Animals that resemble wildebeest, elands, buffalo, and even a giraffe, as well as a scattering of human-like creatures with big heads, are depicted on the panel. One group, though, sticks out.

"Particularly noteworthy among the Amak'hee 4 paintings is a scene that centers around three images," Grzelczyk noted in his article from 2021.

"In this trio, the figures seem to feature stylized buffalo heads. These shapes recall the central dip in the profile of the buffalo head from where the two horns rise and then curve outward away from the head, as well as the downturned ears."

The pictures may represent something different as the Sandawe people, who are descended from the people who once lived in the area, do not have themes of humans with buffalo heads or people who can transform into buffaloes (or vice versa). However, Grzelczyk points out that certain Sandawe rites do include buffalo horns in a major way.

Whatever they could be, the unusual figures have been seen before. Two rock shelter paintings in particular, in the Kondoa region of central Tanzania, not far from Amak'hee 4, bore a striking similarity to the trio.

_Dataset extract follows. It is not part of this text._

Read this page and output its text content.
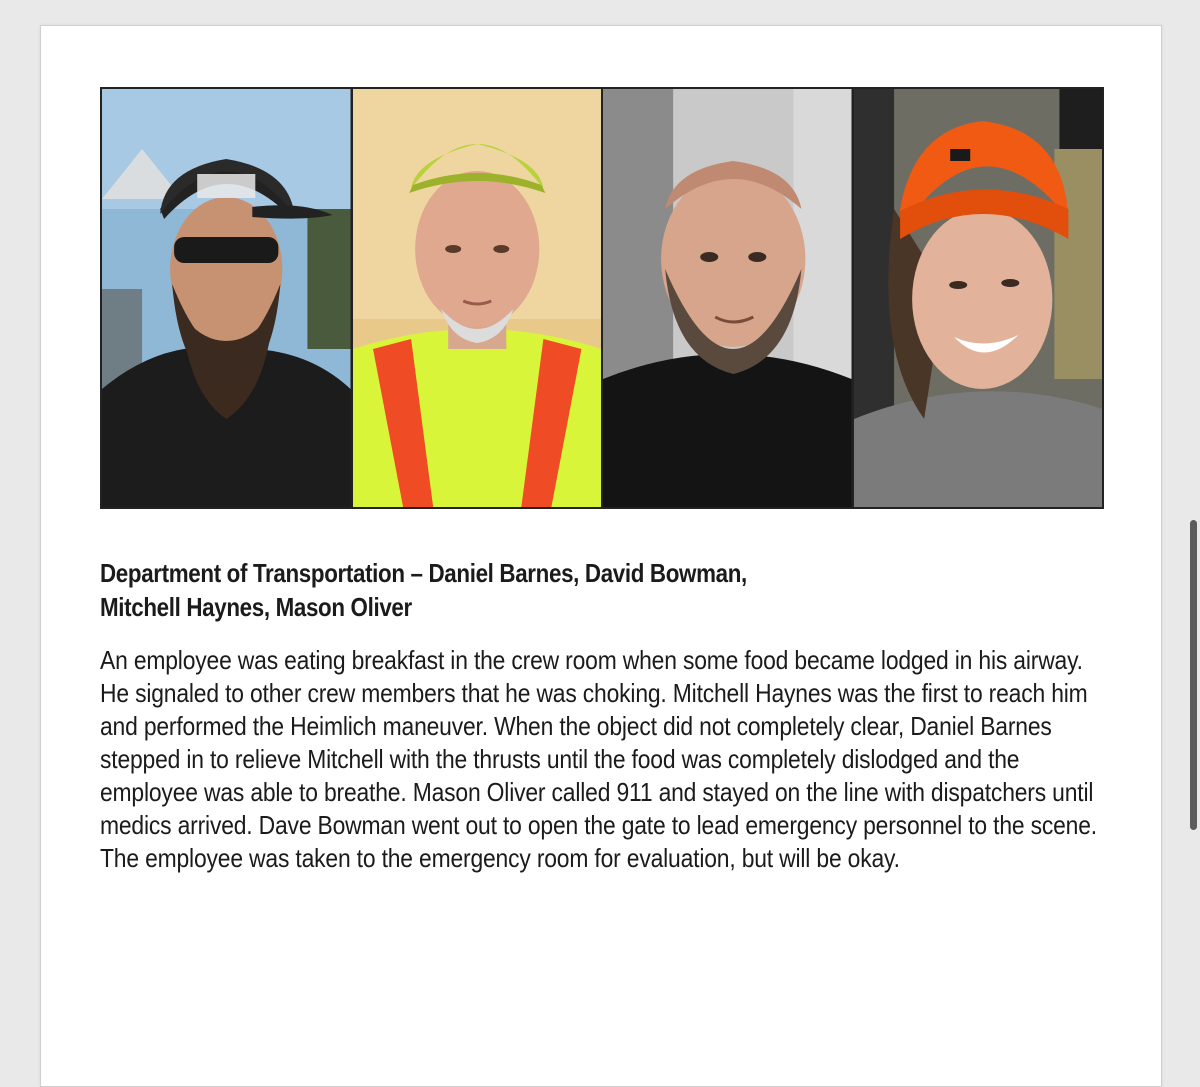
Department of Transportation – Daniel Barnes, David Bowman,
Mitchell Haynes, Mason Oliver

An employee was eating breakfast in the crew room when some food became lodged in his airway. He signaled to other crew members that he was choking. Mitchell Haynes was the first to reach him and performed the Heimlich maneuver. When the object did not completely clear, Daniel Barnes stepped in to relieve Mitchell with the thrusts until the food was completely dislodged and the employee was able to breathe. Mason Oliver called 911 and stayed on the line with dispatchers until medics arrived. Dave Bowman went out to open the gate to lead emergency personnel to the scene. The employee was taken to the emergency room for evaluation, but will be okay.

Three people are shown standing together at Kolo B2 location. Three people are shown in Kolo B1 lying on the ground but represented horizontally.

Similar figures with big heads may be seen at all three locations, while the Kolo figures wear what can be considered a headpiece thanks to their striped attire. (It is assumed that other Kondoa figures had ornate hairstyles.)

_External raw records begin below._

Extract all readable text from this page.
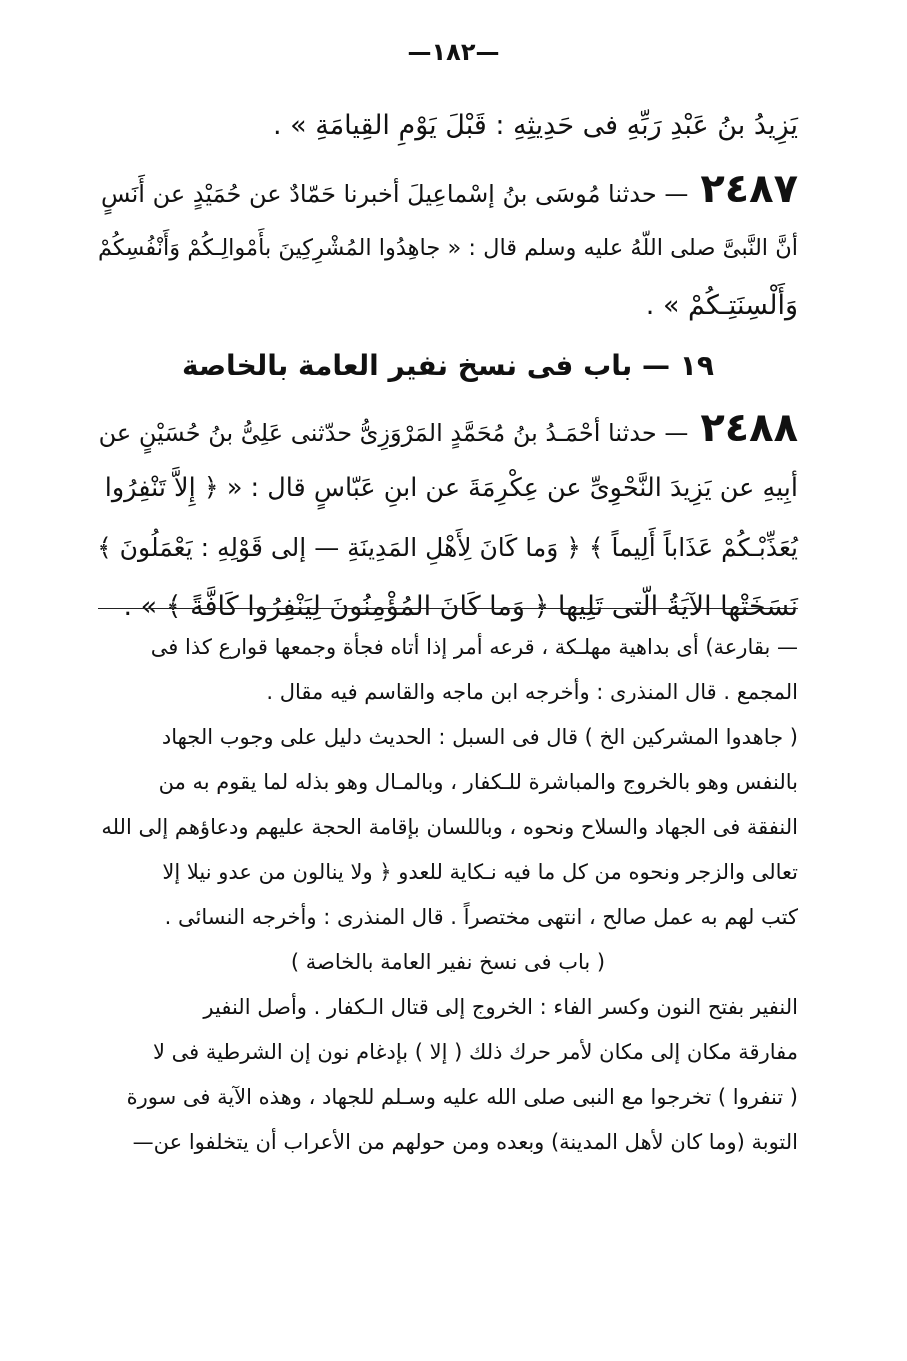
—١٨٢—
يَزِيدُ بنُ عَبْدِ رَبِّهِ فى حَدِيثِهِ : قَبْلَ يَوْمِ القِيامَةِ » .
٢٤٨٧— حدثنا مُوسَى بنُ إسْماعِيلَ أخبرنا حَمّادٌ عن حُمَيْدٍ عن أَنَسٍ
أنَّ النَّبىَّ صلى اللّهُ عليه وسلم قال : « جاهِدُوا المُشْرِكِينَ بأَمْوالِـكُمْ وَأَنْفُسِكُمْ
وَأَلْسِنَتِـكُمْ » .
١٩ — باب فى نسخ نفير العامة بالخاصة
٢٤٨٨— حدثنا أحْمَـدُ بنُ مُحَمَّدٍ المَرْوَزِىُّ حدّثنى عَلِىُّ بنُ حُسَيْنٍ عن
أبِيهِ عن يَزِيدَ النَّحْوِىِّ عن عِكْرِمَةَ عن ابنِ عَبّاسٍ قال : « ﴿ إِلاَّ تَنْفِرُوا
يُعَذِّبْـكُمْ عَذَاباً أَلِيماً ﴾ ﴿ وَما كَانَ لِأَهْلِ المَدِينَةِ — إلى قَوْلِهِ : يَعْمَلُونَ ﴾
نَسَخَتْها الآيَةُ الّتى تَلِيها ﴿ وَما كَانَ المُؤْمِنُونَ لِيَنْفِرُوا كَافَّةً ﴾ » .
— بقارعة) أى بداهية مهلـكة ، قرعه أمر إذا أتاه فجأة وجمعها قوارع كذا فى
المجمع . قال المنذرى : وأخرجه ابن ماجه والقاسم فيه مقال .
( جاهدوا المشركين الخ ) قال فى السبل : الحديث دليل على وجوب الجهاد
بالنفس وهو بالخروج والمباشرة للـكفار ، وبالمـال وهو بذله لما يقوم به من
النفقة فى الجهاد والسلاح ونحوه ، وباللسان بإقامة الحجة عليهم ودعاؤهم إلى الله
تعالى والزجر ونحوه من كل ما فيه نـكاية للعدو ﴿ ولا ينالون من عدو نيلا إلا
كتب لهم به عمل صالح ، انتهى مختصراً . قال المنذرى : وأخرجه النسائى .
( باب فى نسخ نفير العامة بالخاصة )
النفير بفتح النون وكسر الفاء : الخروج إلى قتال الـكفار . وأصل النفير
مفارقة مكان إلى مكان لأمر حرك ذلك ( إلا ) بإدغام نون إن الشرطية فى لا
( تنفروا ) تخرجوا مع النبى صلى الله عليه وسـلم للجهاد ، وهذه الآية فى سورة
التوبة (وما كان لأهل المدينة) وبعده ومن حولهم من الأعراب أن يتخلفوا عن—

The figures are joined at their midpoints in all three locations. Additionally, the positions and angles of the hands and arms are the same for all three.

There are some significant variations in Amak'hee 4. The heads appear to be filled in with solid color and have a greater significance to the surrounding movement.

"The figures from Amak'hee 4 are noticeably bigger than those at Kolo, and make this main motif a central focal point around which the rest of the narrative seems to take place. In contrast, the images at Kolo are isolated depictions, with no clear connection to the rest of the paintings," according to Grzelczyk.

Some of the rock art locations in Kondoa are still used by the Sandawe for various rituals. Local communities are also aware of the newly discovered locations, so it's feasible that they might provide some insight into the significance of the enigmatic symbols.

Archaeologists will continue their documentation work of the sites in the meantime so that they may be included in the written record.

The paper has been published in Antiquity.